Which candidates are running, and who are they?
Raphael Warnock is a Black senior pastor from the same Atlanta church where Rev. Martin Luther King Jr. preached. Warnock has been politically active for several years. He was arrested in 2014 and 2017 during political protests in Washington over Republicans’ refusal to expand Medicaid under the Affordable Care Act and over budget cuts to social services, respectively. He has earned endorsements from former Presidents Barack Obama and Jimmy Carter as well as multiple Democratic senators, including now-Vice President-elect Harris. If elected, Warnock would be the first Black senator from Georgia.
Republican Sen. Kelly Loeffler has been a senator for Georgia since December 2019, when she was appointed by Republican Gov. Brian Kemp after Sen. Johnny Isakson resigned for health reasons. Loeffler is a former Wall Street executive, co-owner of the WNBA’s Atlanta Dream and an outspoken supporter of President Donald Trump. She has faced scrutiny for dumping of hundreds of thousands of dollars in stock shortly after Congress began receiving regular briefings about the coronavirus outbreak, as well as for embracing an endorsement from now Rep.-elect Marjorie Taylor Greene, who has expressed support for QAnon’s fringe theories.
Jon Ossoff is an investigative journalist, a former congressional staffer and a rising Democratic star who raised more than $21 million during the last three months of the campaign ― the largest quarterly fundraising figure for a Senate race in Georgia history. He has criticized his competitor for his handling of the coronavirus pandemic and for purchasing stock in a company that produces personal protective equipment shortly after lawmakers received the first warnings about the coronavirus.
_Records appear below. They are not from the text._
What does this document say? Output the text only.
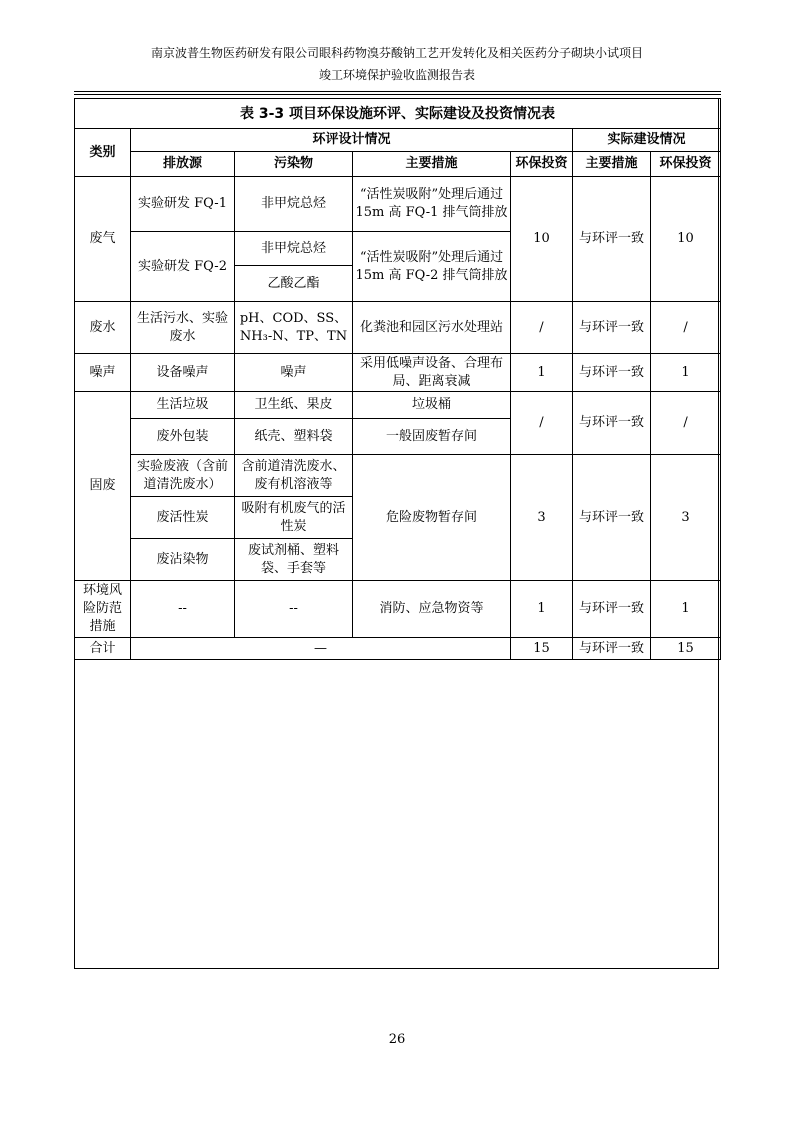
南京波普生物医药研发有限公司眼科药物溴芬酸钠工艺开发转化及相关医药分子砌块小试项目
竣工环境保护验收监测报告表
表 3-3 项目环保设施环评、实际建设及投资情况表						
类别	环评设计情况				实际建设情况	
	排放源	污染物	主要措施	环保投资	主要措施	环保投资
废气	实验研发 FQ-1	非甲烷总烃	“活性炭吸附”处理后通过 15m 高 FQ-1 排气筒排放	10	与环评一致	10
	实验研发 FQ-2	非甲烷总烃	“活性炭吸附”处理后通过 15m 高 FQ-2 排气筒排放			
		乙酸乙酯				
废水	生活污水、实验废水	pH、COD、SS、NH₃-N、TP、TN	化粪池和园区污水处理站	/	与环评一致	/
噪声	设备噪声	噪声	采用低噪声设备、合理布局、距离衰减	1	与环评一致	1
固废	生活垃圾	卫生纸、果皮	垃圾桶	/	与环评一致	/
	废外包装	纸壳、塑料袋	一般固废暂存间			
	实验废液（含前道清洗废水）	含前道清洗废水、废有机溶液等	危险废物暂存间	3	与环评一致	3
	废活性炭	吸附有机废气的活性炭				
	废沾染物	废试剂桶、塑料袋、手套等				
环境风险防范措施	--	--	消防、应急物资等	1	与环评一致	1
合计	—			15	与环评一致	15
26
Republican Sen. David Perdue is a former business CEO who was first elected to the Senate in 2014. Like Loeffler, he is a Trump supporter. In October, he faced backlash for taking a racist jab at the pronunciation of Harris’ first name while warming up the crowds at a Trump rally, and he was accused of running an anti-Semitic attack ad against his opponent. He has defended his stock purchases as legal.
How can you vote?
Georgians can vote by absentee ballot, through early voting or in person on Jan. 5.
An absentee ballot can be requested through the voter’s local election commission. Once these requests are received, the ballots will be mailed out starting Nov. 18.
Early in-person voting will begin on Dec. 14.